Mon 5 Jun 2006
TreeMaps are not Hashes
Posted by dkaz under Java, Python, Programming
One of my co-workers recently called TreeMaps “hashes”, which is imprecise at best, but can be easily excused as a by-product of his Pythonista upbringing.
java.util.TreeMap, in fact, is implemented as a Red-Black tree - a data structure that has not had a definition in my brain for years. As a refresher course, I decided to Wikipedia the B-Tree family and blog the highlights.
First, the BINARY TREE:
A binary tree is a tree data structure in which each node has at most two children.
- A directed edge connects the parent to the child.
- A node that has no children is called a leaf.
- The depth of a node n is the length of the path from the root to the node. The set of all nodes at a given depth is sometimes called a level of the tree.
- The height of a node n is the length of the path from the node n to its furthest leaf.
- Nodes that share parents are called siblings.
- If a path exists from node p to node q, then p is an ancestor of q and q is a descendant of p.
- The size of a node is the number of descendants it has including itself.
Second, a BINARY SEARCH TREE:
In computer science, a binary search tree (BST) is a binary tree which has the following properties:
- Each node has a value.
- A total order is defined on these values.
- The left subtree of a node contains only values less than or equal to the node’s value.
- The right subtree of a node contains only values greater than or equal to the node’s value.
The major advantage of binary search trees is that the related sorting algorithms and search algorithms such as in-order traversal can be very efficient.
Binary search trees are a fundamental data structure used to construct more abstract data structures such as sets, multisets, and associative arrays.
If a BST allows duplicate values, then it represents a multiset. This kind of tree uses non-strict inequalities, so everything in the left subtree of a node is less than or equal to the value of the node, and everything in the right subtree is greater than or equal to the value of the node.
If a BST doesn’t allow duplicate values, then the tree represents a set with unique values, like the mathematical set. Trees without duplicate values use strict inequalities, meaning that the left subtree of a node only contains nodes with values that are less than the value of the node, and the right subtree only contains values that are greater.
Third, a SELF-BALANCING BINARY SEARCH TREE:
In computer science, a self-balancing binary search tree or height-balanced binary search tree is a binary search tree that attempts to keep its height, or the number of levels of nodes beneath the root, as small as possible at all times, automatically. They are one of the most efficient ways of implementing associative arrays, sets, and other data structures.
Most operations on a binary search tree take time directly proportional to the tree’s height, so it is desirable to keep the height small. Ordinary binary search trees have the primary disadvantage that they can attain very large heights in rather ordinary situations, such as when the keys are inserted in order. The result is a data structure similar to a linked list, making all operations on the tree expensive.
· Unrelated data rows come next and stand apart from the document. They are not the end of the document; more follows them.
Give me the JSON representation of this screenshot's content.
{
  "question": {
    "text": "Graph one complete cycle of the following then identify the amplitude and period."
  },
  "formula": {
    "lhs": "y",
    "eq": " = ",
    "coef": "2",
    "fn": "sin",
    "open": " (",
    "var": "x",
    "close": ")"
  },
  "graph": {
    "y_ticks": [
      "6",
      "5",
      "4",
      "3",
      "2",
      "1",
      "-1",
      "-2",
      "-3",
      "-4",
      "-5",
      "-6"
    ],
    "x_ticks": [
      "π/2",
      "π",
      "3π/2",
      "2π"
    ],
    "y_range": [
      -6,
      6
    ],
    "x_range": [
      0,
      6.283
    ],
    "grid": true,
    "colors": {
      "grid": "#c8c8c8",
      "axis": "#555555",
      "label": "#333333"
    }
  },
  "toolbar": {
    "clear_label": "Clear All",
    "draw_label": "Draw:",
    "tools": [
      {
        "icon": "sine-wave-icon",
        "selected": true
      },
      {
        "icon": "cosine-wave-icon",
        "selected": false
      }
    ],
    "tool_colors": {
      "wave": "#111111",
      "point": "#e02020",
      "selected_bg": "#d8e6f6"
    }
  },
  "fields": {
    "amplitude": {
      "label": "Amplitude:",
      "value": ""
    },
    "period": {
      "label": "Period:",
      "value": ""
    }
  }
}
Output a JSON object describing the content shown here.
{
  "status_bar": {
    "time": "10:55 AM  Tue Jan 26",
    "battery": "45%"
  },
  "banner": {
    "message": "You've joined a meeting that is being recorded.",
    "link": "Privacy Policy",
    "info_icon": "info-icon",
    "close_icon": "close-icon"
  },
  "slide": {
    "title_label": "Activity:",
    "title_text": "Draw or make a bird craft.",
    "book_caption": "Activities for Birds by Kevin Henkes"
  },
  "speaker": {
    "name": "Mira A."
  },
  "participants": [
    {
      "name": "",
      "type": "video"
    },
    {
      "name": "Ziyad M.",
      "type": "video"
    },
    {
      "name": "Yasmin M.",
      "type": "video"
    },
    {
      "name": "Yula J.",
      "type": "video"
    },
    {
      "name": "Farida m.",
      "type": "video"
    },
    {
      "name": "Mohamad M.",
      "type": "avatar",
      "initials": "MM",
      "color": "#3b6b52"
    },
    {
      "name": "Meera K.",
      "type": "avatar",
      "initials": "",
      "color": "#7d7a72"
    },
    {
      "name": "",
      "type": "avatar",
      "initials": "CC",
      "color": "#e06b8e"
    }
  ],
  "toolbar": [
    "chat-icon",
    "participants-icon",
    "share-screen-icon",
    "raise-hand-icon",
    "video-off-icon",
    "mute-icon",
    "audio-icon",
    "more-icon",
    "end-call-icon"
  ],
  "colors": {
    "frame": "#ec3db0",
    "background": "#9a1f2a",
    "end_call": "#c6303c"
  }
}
If we know all the data ahead of time, we can keep the height small on average by adding values in a random order, but we don’t always have this luxury, particularly in on-line algorithms.
Self-balancing binary trees instead solve this problem by performing transformations on the tree, such as tree rotations, at key times, in order to reduce the height. Although a certain overhead is involved, it is justified in the long run by drastically decreasing the time of later operations. Note that the height must always be at least the ceiling of log n, since there are at most 2k nodes on the kth level; a complete or full binary tree has exactly this many levels. Balanced BSTs are not always so precisely balanced, since it can be expensive to keep a tree at minimum height at all times; instead, they keep the height within a constant factor of this lower bound.
Finally, a RED-BLACK TREE:
A red-black tree is a binary search tree where each node has a color attribute, the value of which is either red or black. In addition to the ordinary requirements imposed on binary search trees, we make the following additional requirements of any valid red-black tree:
- A node is either red or black.
- The root is black.
- All leaves are black.
- Both children of every red node are black. (i.e. Every red node must have a black parent.)
- All paths from any given node to its leaf nodes contain the same number of black nodes.
These constraints enforce a critical property of red-black trees: that the longest possible path from the root to a leaf is no more than twice as long as the shortest possible path. The result is that the tree is roughly balanced. Since operations such as inserting, deleting, and finding values requires worst-case time proportional to the height of the tree, this theoretical upper bound on the height allows red-black trees to be efficient in the worst-case, unlike ordinary binary search trees.
To see why these properties guarantee this, it suffices to note that no path can have two red nodes in a row, due to property 4. The shortest possible path has all black nodes, and the longest possible path alternates between red and black nodes. Since all maximal paths have the same number of black nodes, by property 5, this shows that no path is more than twice as long as any other path.